If you left a deposit for 10 years and compounded it, the calculation would be:

F = P (1 + R)  (1 + R)  (1 + R)  (1 + R)  (1 + R)  (1 + R)  (1 + R)  (1 + R)  (1 + R)  (1 + R)

For $100,000.00 at 5% yearly interest, you would receive a total compounded final amount of $162,890. This works perfectly for deposits, for interest gain. However it does not work for loans, the compound effect is overlooked.

Now instead of making a deposit you apply for a loan, same $100,000.00 at the same 5% for 10 years. You make monthly fixed repayments and the PMT formula gives you an amount (calculated on 10% divided by 12!!!  as you saw on the Microsoft video and where all errors reside) of $1,060.65 with a total of payments of $127,279.

However if you save monthly $1,061 for 10 years (i.e. if you could save $1,061 monthly) at 5% rate you would end up with $164,599!!! It is an enormous difference against $127,279, $37,320 to be more accurate. I don't like this. It appears that for the same amount of money a bank will lose $37,320 after ten years or at least will start with a loss of $37,320 that they will have to recoup over that period. 

I made an Excel table of loans below. I know the amount is a bit stratospheric ($1 billion) but in the big scheme of world finance it is quite common.


You can see that if you make monthly repayments on loans there is always an overpayment "dribble" on the right column. There is always more money present in the system than the one that is really accounted for. In financial systems with low interest, that is almost negligible but it is there. $1 billion generates an extra unaccounted $45,960.89 each year, "ghost money" that will have to be somewhere and, if not taken into account (literally), will somehow cause worldwide unbalance (literally) on financial systems as it does not add up (literally again). On a 6% interest rate environment you can see that $1,677,811.86 of "ghost money" is generated, an already significant 0.116%. 
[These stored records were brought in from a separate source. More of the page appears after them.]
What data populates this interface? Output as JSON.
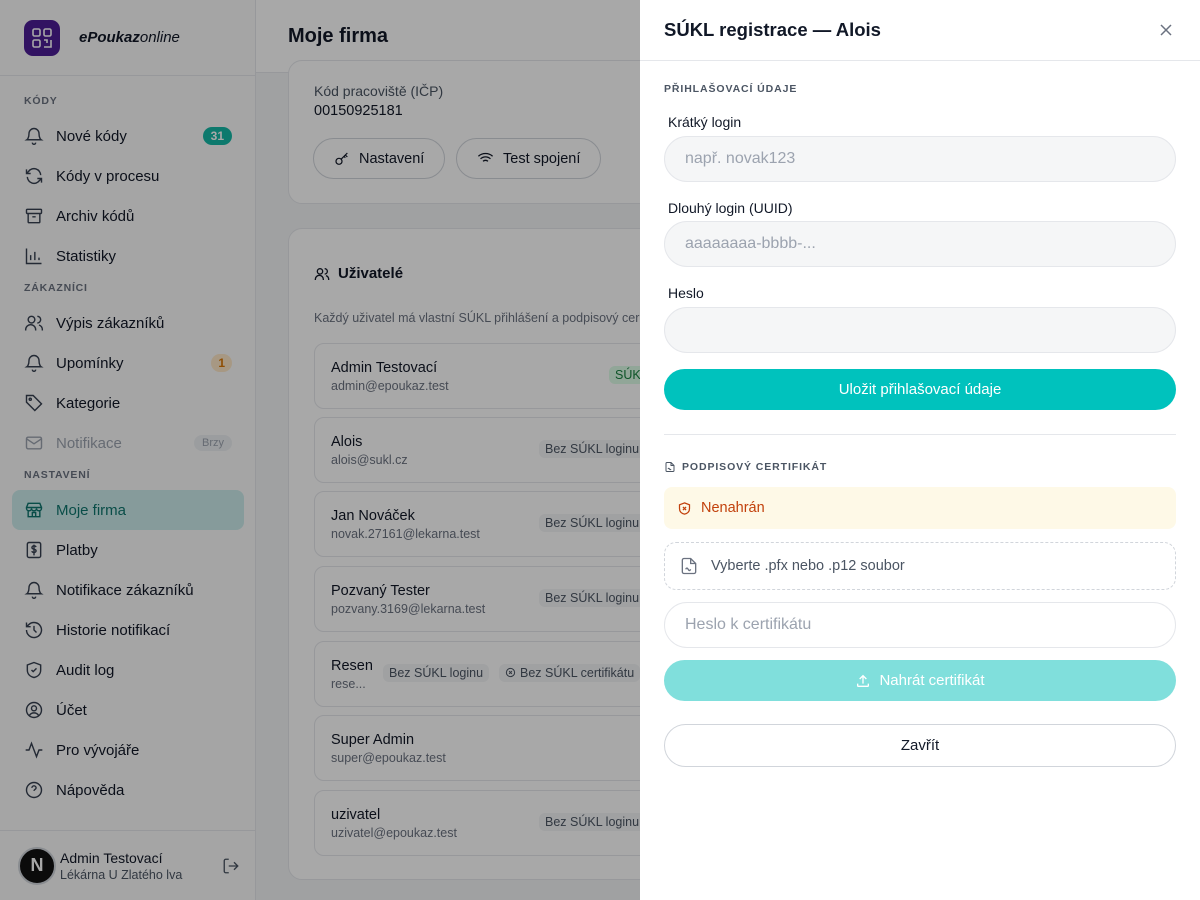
{
  "brand": {
    "name_bold": "ePoukaz",
    "name_rest": "online"
  },
  "sidebar": {
    "sections": {
      "kody": "KÓDY",
      "zakaznici": "ZÁKAZNÍCI",
      "nastaveni": "NASTAVENÍ"
    },
    "items": [
      {
        "label": "Nové kódy",
        "icon": "bell-icon",
        "badge": "31"
      },
      {
        "label": "Kódy v procesu",
        "icon": "refresh-icon"
      },
      {
        "label": "Archiv kódů",
        "icon": "archive-icon"
      },
      {
        "label": "Statistiky",
        "icon": "bar-chart-icon"
      },
      {
        "label": "Výpis zákazníků",
        "icon": "users-icon"
      },
      {
        "label": "Upomínky",
        "icon": "bell-icon",
        "badge": "1"
      },
      {
        "label": "Kategorie",
        "icon": "tag-icon"
      },
      {
        "label": "Notifikace",
        "icon": "mail-icon",
        "badge": "Brzy"
      },
      {
        "label": "Moje firma",
        "icon": "store-icon"
      },
      {
        "label": "Platby",
        "icon": "dollar-icon"
      },
      {
        "label": "Notifikace zákazníků",
        "icon": "bell-icon"
      },
      {
        "label": "Historie notifikací",
        "icon": "history-icon"
      },
      {
        "label": "Audit log",
        "icon": "shield-icon"
      },
      {
        "label": "Účet",
        "icon": "user-circle-icon"
      },
      {
        "label": "Pro vývojáře",
        "icon": "activity-icon"
      },
      {
        "label": "Nápověda",
        "icon": "help-icon"
      }
    ],
    "user": {
      "avatar": "N",
      "name": "Admin Testovací",
      "subtitle": "Lékárna U Zlatého lva"
    }
  },
  "main": {
    "title": "Moje firma",
    "workplace": {
      "label": "Kód pracoviště (IČP)",
      "value": "00150925181"
    },
    "buttons": {
      "settings": "Nastavení",
      "test": "Test spojení"
    },
    "users_card": {
      "title": "Uživatelé",
      "description": "Každý uživatel má vlastní SÚKL přihlášení a podpisový cer",
      "rows": [
        {
          "name": "Admin Testovací",
          "email": "admin@epoukaz.test",
          "tag": "SÚK"
        },
        {
          "name": "Alois",
          "email": "alois@sukl.cz",
          "tag": "Bez SÚKL loginu"
        },
        {
          "name": "Jan Nováček",
          "email": "novak.27161@lekarna.test",
          "tag": "Bez SÚKL loginu"
        },
        {
          "name": "Pozvaný Tester",
          "email": "pozvany.3169@lekarna.test",
          "tag": "Bez SÚKL loginu"
        },
        {
          "name": "Resen",
          "email": "rese...",
          "tag": "Bez SÚKL loginu",
          "tag2": "Bez SÚKL certifikátu"
        },
        {
          "name": "Super Admin",
          "email": "super@epoukaz.test",
          "tag": ""
        },
        {
          "name": "uzivatel",
          "email": "uzivatel@epoukaz.test",
          "tag": "Bez SÚKL loginu"
        }
      ]
    }
  },
  "drawer": {
    "title": "SÚKL registrace — Alois",
    "login_section": "PŘIHLAŠOVACÍ ÚDAJE",
    "short_login": {
      "label": "Krátký login",
      "placeholder": "např. novak123",
      "value": ""
    },
    "long_login": {
      "label": "Dlouhý login (UUID)",
      "placeholder": "aaaaaaaa-bbbb-...",
      "value": ""
    },
    "password": {
      "label": "Heslo",
      "placeholder": "",
      "value": ""
    },
    "save_button": "Uložit přihlašovací údaje",
    "cert_section": "PODPISOVÝ CERTIFIKÁT",
    "cert_status": "Nenahrán",
    "file_placeholder": "Vyberte .pfx nebo .p12 soubor",
    "cert_password": {
      "placeholder": "Heslo k certifikátu",
      "value": ""
    },
    "upload_button": "Nahrát certifikát",
    "close_button": "Zavřít"
  },
  "colors": {
    "accent": "#00c2bd",
    "brand": "#4c1d95",
    "warning_bg": "#fef9e7",
    "warning_text": "#c2410c"
  }
}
In my view this "ghost money" is what creates inflation and currency devaluation.

On societies or systems with high interest rates the "ghost money" creates utter chaos. At 130% interest will create a bulky 113% of "ghost money" in one single year, which is more than the original loan. That is the reason why most countries with high interest have by default abysmal inflation and an almost worthless currency.